A modified van Emde Boas data structure that achieves O(lg w) predecessor and successor queries with O(n) space"

Scala versions: 2.12

# modified van Emde Boas Tree

#### the fastest successor/predecessor for integers set

A modified van Emde Boas data structure that achieves time complexity for successor/predecessor/insert/search/delete in `O(lg w)` (with high probability), where `w` is the bits of the word used to store the integer. Space complexity is `O(n)`, where `n` is how many numbers are stored. Thus, the constrain is that `lg n <= w`, since any number must fit in a word.

If `w` is not too high, then this is optimal. In case `w` is too high, fusion trees are the best. However, dynamic versions of fusion tree only achieve expected `O(lg n/lg w)`.

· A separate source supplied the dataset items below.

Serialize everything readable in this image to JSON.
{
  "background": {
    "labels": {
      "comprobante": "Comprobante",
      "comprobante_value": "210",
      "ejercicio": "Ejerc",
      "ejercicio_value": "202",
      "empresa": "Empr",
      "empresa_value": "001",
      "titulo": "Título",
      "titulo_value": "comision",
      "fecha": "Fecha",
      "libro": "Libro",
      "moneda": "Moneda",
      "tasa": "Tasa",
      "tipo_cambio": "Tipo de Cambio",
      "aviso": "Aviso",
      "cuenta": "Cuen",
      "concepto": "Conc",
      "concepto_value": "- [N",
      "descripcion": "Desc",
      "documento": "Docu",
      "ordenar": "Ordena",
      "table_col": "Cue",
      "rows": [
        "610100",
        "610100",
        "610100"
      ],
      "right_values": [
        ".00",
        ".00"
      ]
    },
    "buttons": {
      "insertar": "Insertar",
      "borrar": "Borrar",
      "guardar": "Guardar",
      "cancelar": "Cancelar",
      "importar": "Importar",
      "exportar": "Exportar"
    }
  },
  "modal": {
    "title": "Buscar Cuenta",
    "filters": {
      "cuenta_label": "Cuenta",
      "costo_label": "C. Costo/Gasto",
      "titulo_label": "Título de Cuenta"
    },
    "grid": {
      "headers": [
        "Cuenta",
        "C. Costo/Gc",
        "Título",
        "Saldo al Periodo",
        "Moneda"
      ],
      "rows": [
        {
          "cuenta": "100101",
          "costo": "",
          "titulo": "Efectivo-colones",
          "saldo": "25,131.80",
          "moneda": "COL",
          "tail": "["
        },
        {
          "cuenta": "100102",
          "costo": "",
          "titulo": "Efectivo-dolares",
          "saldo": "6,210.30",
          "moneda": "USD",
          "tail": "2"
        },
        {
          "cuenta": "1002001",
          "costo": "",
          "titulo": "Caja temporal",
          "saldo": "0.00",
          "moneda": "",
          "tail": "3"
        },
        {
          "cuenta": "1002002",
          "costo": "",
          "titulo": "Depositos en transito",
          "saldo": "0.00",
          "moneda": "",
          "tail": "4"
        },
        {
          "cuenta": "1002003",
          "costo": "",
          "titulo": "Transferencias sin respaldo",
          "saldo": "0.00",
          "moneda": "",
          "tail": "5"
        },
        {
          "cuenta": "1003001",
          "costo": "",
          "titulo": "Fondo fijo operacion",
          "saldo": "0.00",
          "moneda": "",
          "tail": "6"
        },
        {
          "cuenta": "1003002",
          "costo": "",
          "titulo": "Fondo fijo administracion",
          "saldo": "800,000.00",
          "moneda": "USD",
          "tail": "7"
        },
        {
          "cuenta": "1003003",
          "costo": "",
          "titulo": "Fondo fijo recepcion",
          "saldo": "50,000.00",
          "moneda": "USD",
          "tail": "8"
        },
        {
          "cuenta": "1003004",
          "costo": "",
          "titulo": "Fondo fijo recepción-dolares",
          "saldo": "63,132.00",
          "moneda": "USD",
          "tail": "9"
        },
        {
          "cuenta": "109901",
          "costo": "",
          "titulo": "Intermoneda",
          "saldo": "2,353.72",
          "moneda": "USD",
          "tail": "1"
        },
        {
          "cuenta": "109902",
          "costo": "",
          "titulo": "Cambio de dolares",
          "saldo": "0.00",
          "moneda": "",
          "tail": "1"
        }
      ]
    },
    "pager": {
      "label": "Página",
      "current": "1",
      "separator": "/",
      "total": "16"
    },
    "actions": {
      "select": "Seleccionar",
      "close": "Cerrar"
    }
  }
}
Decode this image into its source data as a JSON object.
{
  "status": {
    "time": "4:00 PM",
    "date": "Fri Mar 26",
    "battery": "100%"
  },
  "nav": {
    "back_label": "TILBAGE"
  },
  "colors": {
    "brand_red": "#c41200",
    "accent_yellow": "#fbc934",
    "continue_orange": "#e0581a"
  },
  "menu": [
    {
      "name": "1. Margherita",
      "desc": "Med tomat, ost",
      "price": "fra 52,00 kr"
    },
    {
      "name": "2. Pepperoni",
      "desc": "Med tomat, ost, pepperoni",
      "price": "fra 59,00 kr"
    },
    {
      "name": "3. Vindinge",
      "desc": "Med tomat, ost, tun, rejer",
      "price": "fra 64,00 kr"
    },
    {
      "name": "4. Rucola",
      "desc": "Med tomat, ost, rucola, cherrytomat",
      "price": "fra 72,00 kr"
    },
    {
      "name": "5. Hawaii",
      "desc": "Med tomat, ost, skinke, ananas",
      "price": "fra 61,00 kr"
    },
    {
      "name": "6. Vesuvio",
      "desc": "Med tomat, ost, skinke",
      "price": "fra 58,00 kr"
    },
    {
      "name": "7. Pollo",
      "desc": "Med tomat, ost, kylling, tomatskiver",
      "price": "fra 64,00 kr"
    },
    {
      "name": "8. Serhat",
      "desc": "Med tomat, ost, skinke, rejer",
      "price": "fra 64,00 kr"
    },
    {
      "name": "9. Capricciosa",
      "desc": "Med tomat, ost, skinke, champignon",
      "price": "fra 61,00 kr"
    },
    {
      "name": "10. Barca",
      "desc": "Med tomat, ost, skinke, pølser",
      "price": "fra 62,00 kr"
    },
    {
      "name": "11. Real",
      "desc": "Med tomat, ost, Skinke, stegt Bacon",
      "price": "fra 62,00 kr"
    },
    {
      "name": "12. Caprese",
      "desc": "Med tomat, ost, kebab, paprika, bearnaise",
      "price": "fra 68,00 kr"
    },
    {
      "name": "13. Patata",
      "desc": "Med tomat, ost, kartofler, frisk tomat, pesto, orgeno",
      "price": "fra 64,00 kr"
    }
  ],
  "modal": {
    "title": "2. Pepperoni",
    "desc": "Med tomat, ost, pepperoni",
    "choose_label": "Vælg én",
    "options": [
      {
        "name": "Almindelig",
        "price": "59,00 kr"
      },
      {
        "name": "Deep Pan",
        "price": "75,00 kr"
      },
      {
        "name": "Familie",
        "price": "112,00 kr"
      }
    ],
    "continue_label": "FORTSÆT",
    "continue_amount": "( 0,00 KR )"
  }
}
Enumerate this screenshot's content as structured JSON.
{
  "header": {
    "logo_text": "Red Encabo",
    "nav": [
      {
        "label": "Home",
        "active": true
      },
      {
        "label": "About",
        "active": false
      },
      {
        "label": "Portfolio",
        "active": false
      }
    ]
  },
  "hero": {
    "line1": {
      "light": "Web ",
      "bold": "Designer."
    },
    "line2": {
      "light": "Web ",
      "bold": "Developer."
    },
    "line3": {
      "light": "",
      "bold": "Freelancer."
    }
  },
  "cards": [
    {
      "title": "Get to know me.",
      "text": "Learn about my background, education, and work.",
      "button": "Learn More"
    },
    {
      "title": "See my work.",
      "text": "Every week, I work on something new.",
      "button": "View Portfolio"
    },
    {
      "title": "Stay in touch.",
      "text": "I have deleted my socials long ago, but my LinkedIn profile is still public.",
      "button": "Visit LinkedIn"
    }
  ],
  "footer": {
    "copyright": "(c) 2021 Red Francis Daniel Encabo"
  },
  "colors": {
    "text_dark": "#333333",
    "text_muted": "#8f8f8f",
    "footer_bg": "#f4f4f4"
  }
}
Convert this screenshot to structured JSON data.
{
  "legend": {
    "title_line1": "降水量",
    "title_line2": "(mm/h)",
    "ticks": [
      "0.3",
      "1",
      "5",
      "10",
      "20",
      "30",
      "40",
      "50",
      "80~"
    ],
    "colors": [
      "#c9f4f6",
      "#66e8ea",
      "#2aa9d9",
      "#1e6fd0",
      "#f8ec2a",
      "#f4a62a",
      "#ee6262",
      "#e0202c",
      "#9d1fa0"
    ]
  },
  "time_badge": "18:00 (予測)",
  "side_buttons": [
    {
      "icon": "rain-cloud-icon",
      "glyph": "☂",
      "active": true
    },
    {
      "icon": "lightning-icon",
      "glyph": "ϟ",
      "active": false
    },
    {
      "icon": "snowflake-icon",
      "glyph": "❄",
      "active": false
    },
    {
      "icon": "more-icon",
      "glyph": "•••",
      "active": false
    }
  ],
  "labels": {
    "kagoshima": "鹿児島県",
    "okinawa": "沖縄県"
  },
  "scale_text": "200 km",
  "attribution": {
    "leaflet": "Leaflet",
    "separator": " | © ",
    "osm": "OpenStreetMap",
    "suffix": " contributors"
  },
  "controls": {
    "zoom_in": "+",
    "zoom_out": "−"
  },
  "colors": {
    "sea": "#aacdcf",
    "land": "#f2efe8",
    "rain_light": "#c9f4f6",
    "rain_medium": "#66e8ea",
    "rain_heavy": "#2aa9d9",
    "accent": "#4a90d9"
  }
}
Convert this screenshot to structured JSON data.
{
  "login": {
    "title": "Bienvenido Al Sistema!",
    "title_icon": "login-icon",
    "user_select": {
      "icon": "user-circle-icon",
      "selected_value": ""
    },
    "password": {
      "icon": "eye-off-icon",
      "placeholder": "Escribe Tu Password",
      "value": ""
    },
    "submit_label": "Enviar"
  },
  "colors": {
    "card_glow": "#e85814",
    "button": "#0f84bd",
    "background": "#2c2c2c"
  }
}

When `lg w >= sqrt(lg(n))` is better to use `fusion trees`. However, for `dinamyc fusion trees` only expected `O(lg n/lg w)` has been achieved.

For example, in a static case, with a 32-bit word, `w = 32` (as this current implementation that uses scala's Int which is 32-bit signed integer), static van Emde Boas should be used if `n >~ 2^25 ~ 33 millon `. Otherwise, static `fusion trees` should be preferred. In the same scenario, static, for 64-bit word, `w = 64`, this structure is better than fusion trees if `n >~ 68 billon `. You're likely to have memory problems with such big numbers, and you may want to switch to a distributed system. Due to its recursive nature, I imagine this structure is easy to implement in a distributed way.

The current implementation, handles scala's Int which is a signed 32-bit number. However, th

#### time complexity (with high probability)

• search: O(lg w)
• successor: O(lg w)
• predecessor: O(lg w)
• delete: O(lg w)
• insert: O(lg w)

where n = 2^w is the maximum number that can be stored.

### space complexity

• O(n)
###### may TODO
• Create performance tests
• Measure memory consumption againt data size (n) and bit (w)
• Create a complete immutable version
• Improve usage of generators for performance tests
• Do performance tests for Immutable Version
• Compare performance between mutable and immutable
• Write predecessor
• Allow any ordering
• Augment the data structure
• Compare to fusion tree
• Compare to `O(lg n)` successor/predecessor of trees
• Present performance results

#### features

• immutable or mutable
• dynamic
• fully tested
• with benchmarks code